Turnbull's declaration marked a strengthening of the Australian government's position after Foreign Minister Julie Bishop said on Wednesday that, under the ANZUS alliance, Australia only had an "obligation to consult".
Former Australian prime minster John Howard invoked the ANZUS treaty for the first time in the aftermath of the September 11 attacks against New York and Washington.
Turnbull spoke with US Vice-President Mike Pence on Thursday night and said everyone understood Australia's commitment to the ally was "absolutely rock-solid".His predecessor, Abbott, said that Australia "should be urgently investing in upgraded missile defences".
Turnbull said: "The current advice from Defence to the government is that they do not consider that there is a benefit to deploy a system such as the THAAD system - terminal high altitude area defence, bit of a mouthful - for defence of Australian territory.
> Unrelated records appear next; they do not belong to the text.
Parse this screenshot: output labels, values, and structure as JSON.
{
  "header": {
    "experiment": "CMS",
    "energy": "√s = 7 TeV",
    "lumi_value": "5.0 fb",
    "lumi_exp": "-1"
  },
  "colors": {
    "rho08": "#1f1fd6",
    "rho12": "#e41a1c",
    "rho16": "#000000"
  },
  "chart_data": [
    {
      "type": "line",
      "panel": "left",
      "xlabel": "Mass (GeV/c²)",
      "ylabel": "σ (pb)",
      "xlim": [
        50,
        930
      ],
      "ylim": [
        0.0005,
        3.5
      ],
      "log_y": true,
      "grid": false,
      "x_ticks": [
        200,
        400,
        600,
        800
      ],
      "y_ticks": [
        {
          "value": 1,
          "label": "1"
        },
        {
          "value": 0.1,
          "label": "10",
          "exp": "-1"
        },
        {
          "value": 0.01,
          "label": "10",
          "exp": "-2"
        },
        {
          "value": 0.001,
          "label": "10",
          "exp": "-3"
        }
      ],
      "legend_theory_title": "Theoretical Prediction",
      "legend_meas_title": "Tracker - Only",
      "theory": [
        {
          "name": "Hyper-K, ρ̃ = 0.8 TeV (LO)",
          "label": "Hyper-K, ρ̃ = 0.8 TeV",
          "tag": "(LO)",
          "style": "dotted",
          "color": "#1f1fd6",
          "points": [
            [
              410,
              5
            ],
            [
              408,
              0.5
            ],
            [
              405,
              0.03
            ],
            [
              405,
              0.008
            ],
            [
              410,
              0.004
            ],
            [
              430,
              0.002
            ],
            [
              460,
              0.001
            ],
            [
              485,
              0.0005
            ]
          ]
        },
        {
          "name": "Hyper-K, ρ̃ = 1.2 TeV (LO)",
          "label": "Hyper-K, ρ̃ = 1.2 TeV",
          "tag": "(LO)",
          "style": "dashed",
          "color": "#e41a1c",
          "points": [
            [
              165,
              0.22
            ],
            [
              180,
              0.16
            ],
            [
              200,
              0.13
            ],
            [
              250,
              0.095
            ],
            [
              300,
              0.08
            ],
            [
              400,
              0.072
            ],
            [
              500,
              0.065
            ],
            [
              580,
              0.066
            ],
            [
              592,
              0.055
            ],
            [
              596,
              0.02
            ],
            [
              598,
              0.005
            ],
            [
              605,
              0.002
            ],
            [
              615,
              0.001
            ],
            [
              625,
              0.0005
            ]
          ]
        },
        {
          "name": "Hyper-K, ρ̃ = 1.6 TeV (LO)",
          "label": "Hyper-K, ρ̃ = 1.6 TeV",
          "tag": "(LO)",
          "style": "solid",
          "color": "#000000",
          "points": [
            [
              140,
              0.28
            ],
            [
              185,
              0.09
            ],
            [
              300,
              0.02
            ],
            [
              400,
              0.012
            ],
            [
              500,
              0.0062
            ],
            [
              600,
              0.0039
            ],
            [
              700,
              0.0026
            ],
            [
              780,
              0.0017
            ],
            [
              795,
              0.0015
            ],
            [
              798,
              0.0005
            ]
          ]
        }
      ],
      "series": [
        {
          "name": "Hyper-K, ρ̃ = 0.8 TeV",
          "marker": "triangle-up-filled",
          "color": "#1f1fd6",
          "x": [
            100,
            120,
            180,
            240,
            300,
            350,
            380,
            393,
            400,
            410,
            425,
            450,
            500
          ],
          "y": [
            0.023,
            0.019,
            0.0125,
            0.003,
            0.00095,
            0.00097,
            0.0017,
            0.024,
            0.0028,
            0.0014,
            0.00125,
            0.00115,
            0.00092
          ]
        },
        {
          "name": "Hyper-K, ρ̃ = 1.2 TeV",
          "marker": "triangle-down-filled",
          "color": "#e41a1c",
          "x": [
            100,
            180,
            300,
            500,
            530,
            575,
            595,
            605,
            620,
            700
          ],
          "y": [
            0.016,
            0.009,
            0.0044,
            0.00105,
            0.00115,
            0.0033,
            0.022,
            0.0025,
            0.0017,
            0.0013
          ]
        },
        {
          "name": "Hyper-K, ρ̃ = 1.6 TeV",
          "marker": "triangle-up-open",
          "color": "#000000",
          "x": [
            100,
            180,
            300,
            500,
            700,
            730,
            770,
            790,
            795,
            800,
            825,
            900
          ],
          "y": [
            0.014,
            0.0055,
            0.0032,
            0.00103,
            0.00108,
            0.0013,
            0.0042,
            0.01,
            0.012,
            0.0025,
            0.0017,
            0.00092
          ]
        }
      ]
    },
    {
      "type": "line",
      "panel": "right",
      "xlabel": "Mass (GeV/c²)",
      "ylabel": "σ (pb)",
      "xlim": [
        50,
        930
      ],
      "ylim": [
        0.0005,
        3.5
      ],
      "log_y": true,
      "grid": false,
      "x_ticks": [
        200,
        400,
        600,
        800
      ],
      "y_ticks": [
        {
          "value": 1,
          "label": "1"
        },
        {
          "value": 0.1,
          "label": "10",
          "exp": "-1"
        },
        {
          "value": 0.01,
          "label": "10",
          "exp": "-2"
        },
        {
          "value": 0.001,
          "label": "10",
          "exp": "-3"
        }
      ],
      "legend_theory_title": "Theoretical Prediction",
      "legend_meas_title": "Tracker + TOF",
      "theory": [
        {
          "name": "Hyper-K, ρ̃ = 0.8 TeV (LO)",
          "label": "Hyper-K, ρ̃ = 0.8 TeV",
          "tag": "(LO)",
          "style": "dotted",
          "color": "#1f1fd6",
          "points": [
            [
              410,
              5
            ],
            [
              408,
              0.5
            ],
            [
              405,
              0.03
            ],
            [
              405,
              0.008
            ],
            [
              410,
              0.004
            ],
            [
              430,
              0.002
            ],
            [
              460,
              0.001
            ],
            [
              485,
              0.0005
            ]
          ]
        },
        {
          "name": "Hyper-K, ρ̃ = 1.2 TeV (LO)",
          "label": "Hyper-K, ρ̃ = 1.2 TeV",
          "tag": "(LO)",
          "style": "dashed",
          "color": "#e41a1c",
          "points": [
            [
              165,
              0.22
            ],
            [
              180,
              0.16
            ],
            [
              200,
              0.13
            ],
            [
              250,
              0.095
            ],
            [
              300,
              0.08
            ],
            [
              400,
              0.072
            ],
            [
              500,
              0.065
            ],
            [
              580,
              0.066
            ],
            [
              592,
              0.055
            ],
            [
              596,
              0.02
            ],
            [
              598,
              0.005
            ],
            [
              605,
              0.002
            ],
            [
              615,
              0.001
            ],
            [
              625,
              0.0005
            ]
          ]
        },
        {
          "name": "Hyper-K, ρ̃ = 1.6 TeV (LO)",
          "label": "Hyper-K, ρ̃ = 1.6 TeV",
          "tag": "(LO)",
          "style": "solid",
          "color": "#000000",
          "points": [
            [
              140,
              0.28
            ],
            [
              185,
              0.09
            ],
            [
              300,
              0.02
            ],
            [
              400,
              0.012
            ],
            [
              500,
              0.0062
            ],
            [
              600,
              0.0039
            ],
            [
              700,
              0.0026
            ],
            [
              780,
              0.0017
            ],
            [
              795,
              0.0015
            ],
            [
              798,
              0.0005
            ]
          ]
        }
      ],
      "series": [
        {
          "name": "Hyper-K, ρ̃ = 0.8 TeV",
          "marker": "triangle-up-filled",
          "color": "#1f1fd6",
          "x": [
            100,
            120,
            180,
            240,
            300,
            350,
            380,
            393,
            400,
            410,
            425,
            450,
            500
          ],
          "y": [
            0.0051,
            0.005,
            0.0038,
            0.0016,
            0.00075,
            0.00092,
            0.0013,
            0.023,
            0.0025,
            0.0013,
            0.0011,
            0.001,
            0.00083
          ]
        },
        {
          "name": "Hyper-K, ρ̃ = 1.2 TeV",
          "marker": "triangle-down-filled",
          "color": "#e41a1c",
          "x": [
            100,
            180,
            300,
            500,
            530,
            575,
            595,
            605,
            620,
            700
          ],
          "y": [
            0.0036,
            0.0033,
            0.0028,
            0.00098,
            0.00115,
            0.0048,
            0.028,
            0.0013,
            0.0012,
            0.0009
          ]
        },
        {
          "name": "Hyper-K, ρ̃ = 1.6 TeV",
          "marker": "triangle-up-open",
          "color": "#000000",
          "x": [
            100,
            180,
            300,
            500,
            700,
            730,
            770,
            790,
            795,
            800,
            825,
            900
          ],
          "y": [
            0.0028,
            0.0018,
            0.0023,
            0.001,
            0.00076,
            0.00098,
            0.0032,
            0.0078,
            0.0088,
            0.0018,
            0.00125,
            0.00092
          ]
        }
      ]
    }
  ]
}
"The reason for that is that THAAD is designed to provide protection for relatively small areas against short to intermediate range missiles."
Turnbull expressed confidence that diplomatic pressures and sanctions would "bring the [North Korean] regime to its senses in a peaceful manner".
Since it was struck, ANZUS has underpinned Australia's defence policy, providing Australia's relatively small defence forces with the back-up of the world's leading military superpower.
After invoking ANZUS in 2001, Howard said Australia would consult with the US and consider any requests "within the limits of its capability".
A month later, the government committed Australian troops to the US-led invasion of Afghanistan.
Opponents have criticised the treaty, arguing it unnecessarily places Australia's security at risk.